4.  Are there associated systemic or localizing symptoms or signs?
Fever, rash, weight loss, sore throat, dental pain, genital inflammation, and infections of the extremities are clues that may be particularly helpful. Of these symptoms, night sweats and weight loss are suggestive of granulomatous and neoplastic disease. Ear, nose, and throat symptoms suggest reactive lymphatic hyperplasia secondary to viral or localized bacterial infection.

A careful examination of the skin for a primary inoculation site may provide the clue to a diagnosis of cat-scratch disease or tularemia. A check for scalp infections, dermatophytes, and scabies is also needed. The liver and spleen are carefully examined; organomegaly may be an important clue for mononucleosis, sarcoidosis, or malignancy. Sternal tenderness may be present in leukemia.
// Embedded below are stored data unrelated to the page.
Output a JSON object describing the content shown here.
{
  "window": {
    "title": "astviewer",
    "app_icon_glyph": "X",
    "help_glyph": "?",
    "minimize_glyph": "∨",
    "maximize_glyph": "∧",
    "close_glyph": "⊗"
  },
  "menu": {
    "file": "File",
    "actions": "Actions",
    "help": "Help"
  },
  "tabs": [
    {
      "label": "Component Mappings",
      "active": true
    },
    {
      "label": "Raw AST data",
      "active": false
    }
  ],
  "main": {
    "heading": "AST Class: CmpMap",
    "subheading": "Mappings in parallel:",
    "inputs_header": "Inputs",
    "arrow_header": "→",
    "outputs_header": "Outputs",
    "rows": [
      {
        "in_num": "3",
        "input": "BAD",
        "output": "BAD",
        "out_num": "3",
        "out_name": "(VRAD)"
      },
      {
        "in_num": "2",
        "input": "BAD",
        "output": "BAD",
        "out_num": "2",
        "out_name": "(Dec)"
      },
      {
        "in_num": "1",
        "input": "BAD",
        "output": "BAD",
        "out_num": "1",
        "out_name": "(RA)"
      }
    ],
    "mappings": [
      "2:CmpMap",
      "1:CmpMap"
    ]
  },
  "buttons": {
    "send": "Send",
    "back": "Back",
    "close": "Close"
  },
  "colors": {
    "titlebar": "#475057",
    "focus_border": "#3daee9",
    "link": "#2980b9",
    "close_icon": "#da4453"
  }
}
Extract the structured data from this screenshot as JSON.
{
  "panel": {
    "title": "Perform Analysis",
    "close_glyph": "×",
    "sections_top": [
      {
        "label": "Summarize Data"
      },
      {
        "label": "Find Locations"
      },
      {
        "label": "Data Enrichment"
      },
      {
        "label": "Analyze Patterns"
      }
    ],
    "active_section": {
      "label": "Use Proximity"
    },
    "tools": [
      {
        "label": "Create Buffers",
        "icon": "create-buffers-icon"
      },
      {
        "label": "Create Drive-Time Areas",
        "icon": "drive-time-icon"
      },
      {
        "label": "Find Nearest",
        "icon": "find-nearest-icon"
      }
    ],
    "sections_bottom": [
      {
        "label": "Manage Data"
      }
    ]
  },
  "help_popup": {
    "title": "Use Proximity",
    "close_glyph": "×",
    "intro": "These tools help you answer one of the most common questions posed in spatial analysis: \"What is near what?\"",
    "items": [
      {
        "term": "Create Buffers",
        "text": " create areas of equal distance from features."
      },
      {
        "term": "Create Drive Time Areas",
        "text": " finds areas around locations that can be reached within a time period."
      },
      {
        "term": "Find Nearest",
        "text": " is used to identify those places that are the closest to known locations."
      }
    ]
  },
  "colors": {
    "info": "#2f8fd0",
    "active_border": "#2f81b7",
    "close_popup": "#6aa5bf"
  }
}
5.  Are there unusual epidemiologic clues?
To cite a few examples, in patients exposed to cats, cat-scratch disease or toxoplasmosis, which can also result from eating poorly cooked meat, may develop. Travel to the southwestern United States may suggest the possibility of plague. An appropriate travel history or exposure to bird droppings may suggest fungal infection, as may lacerations sustained during gardening in the case of sporotrichosis. Contact with wild rodents can result in tularemia, as can tick bites. A history of exposure to tuberculosis may be an important clue to scrofula. More commonly, community outbreaks can provide clues to the diagnosis of streptococcal pharyngitis or rubella, whereas a history of sexual exposure may raise the question of gonorrhea, syphilis, genital herpes, or lymphogranuloma.

Laboratory Studies

Laboratory studies need not be very elaborate. A complete blood cell count with differential often provides useful information and is almost always indicated. For example, atypical lymphocytosis suggests mononucleosis, other viral infections, and toxoplasmosis; granulocytosis is indicative of pyogenic infection; eosinophilia raises the question of a hypersensitivity reaction; pancytopenia is consistent with marrow suppression by tumor and HIV infection.

Other studies are based on the clinical presentation of the lymphadenopathy. A variety of blood chemistries may help in selected cases. Elevations of uric acid may reflect lymphoma or other hematologic malignancies. Serum liver chemistries (especially the alkaline phosphatase level) provide objective parameters to follow. Although such abnormalities are nonspecific, they do suggest liver involvement, which can be further evaluated by biopsy.

Lymph Node Biopsy should be considered as the most direct approach to the diagnosis of lymphadenopathy. Although the majority of such procedures are technically easy and can be accomplished under local anesthesia, this is an invasive test that can sometimes prove nondiagnostic. It should be employed only when simpler approaches have failed to give a diagnosis and suspicion of a therapeutically important cause remains (e.g., tuberculosis, lymphoma, cancer, sarcoidosis, cat-scratch disease). Sometimes, careful observation for a period of time may be diagnostically useful before biopsy is undertaken. In many cases of benign lymphadenopathy, the nodes will regress spontaneously even if no etiologic diagnosis has been made. However, some lymphomas may regress transiently and simulate a more benign etiology.